Aucklanders are being advised not to swim at a number of summer hot spots because the water is too dirty.
Mission Bay and St Heliers are among two dozen beaches that have been issued a high risk swimming alert for contracting illness.
The alerts are being issued from Auckland Council's Safeswim programme, which monitors water quality and swimming conditions around the city.
This morning Mission Bay, St Heliers, Point England and Milford South beaches were coded 'black', signalling a very high risk of illness from swimming.
More than a dozen other popular swimming spots in West Auckland and on the North Shore were coded 'red' for a high risk of illness from swimming.

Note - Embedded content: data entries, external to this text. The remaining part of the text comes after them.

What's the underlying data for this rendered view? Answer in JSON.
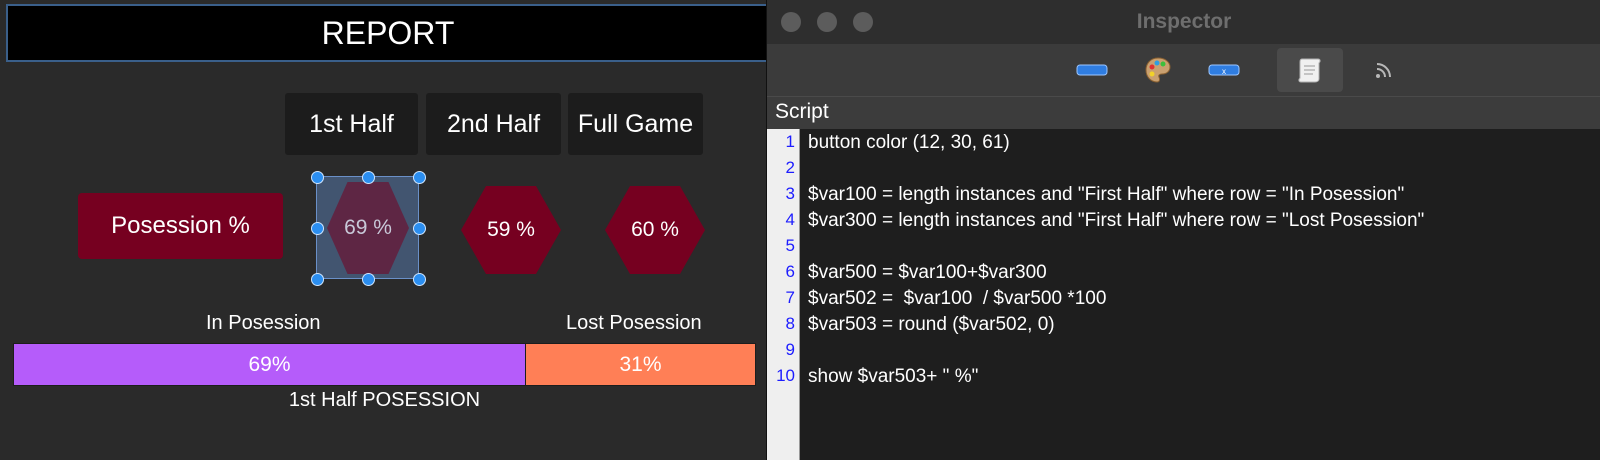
{
  "report": {
    "title": "REPORT",
    "periods": [
      "1st Half",
      "2nd Half",
      "Full Game"
    ],
    "metric_button": "Posession %",
    "hex_values": [
      "69 %",
      "59 %",
      "60 %"
    ],
    "bar": {
      "in_label": "In Posession",
      "lost_label": "Lost Posession",
      "in_percent": 69,
      "lost_percent": 31,
      "in_text": "69%",
      "lost_text": "31%",
      "caption": "1st Half POSESSION",
      "in_color": "#b55cfa",
      "lost_color": "#ff7f56"
    }
  },
  "inspector": {
    "title": "Inspector",
    "tab_icons": [
      "button-icon",
      "palette-icon",
      "variable-icon",
      "script-icon",
      "feed-icon"
    ],
    "active_tab": "script-icon",
    "section_label": "Script",
    "line_numbers": [
      "1",
      "2",
      "3",
      "4",
      "5",
      "6",
      "7",
      "8",
      "9",
      "10"
    ],
    "code_lines": [
      "button color (12, 30, 61)",
      "",
      "$var100 = length instances and \"First Half\" where row = \"In Posession\"",
      "$var300 = length instances and \"First Half\" where row = \"Lost Posession\"",
      "",
      "$var500 = $var100+$var300",
      "$var502 =  $var100  / $var500 *100",
      "$var503 = round ($var502, 0)",
      "",
      "show $var503+ \" %\""
    ]
  },
  "colors": {
    "accent": "#760020",
    "selection": "#2b8ef0",
    "line_number": "#1d1dff"
  }
}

Safeswim programme manager Nick Vigar said the black water droplet was a new measure put in place this summer to flag wastewater overflow.
"Rather than our normal green or red droplets, which are based on rainfall results, when you see a black water droplet a monitored waste-water overflow as gone off. So that overrides our models and put the black flag in place for 48 hours."
He said areas with runoff received a mixture of contaminants from birds, dogs and some from humans in the storm water.
"People can do what they will with that information. We don't close beaches and we don't tell people not to swim...certainly in terms of where wastewater overflows have gone off I think people should definitely pay attention to where that is the case because for a period of time after that overflow has gone off it is genuinely higher risk to swim."
According to the Auckland Council, the city's ageing storm water infrastructure often overflows after heavy rain, leading to contamination at some beaches.
That contamination can come from a variety of sources including birds, dogs, livestock, onsite wastewater systems or wastewater overflows.
Those packing their beach bags in Auckland are advised to check the council's website for more details.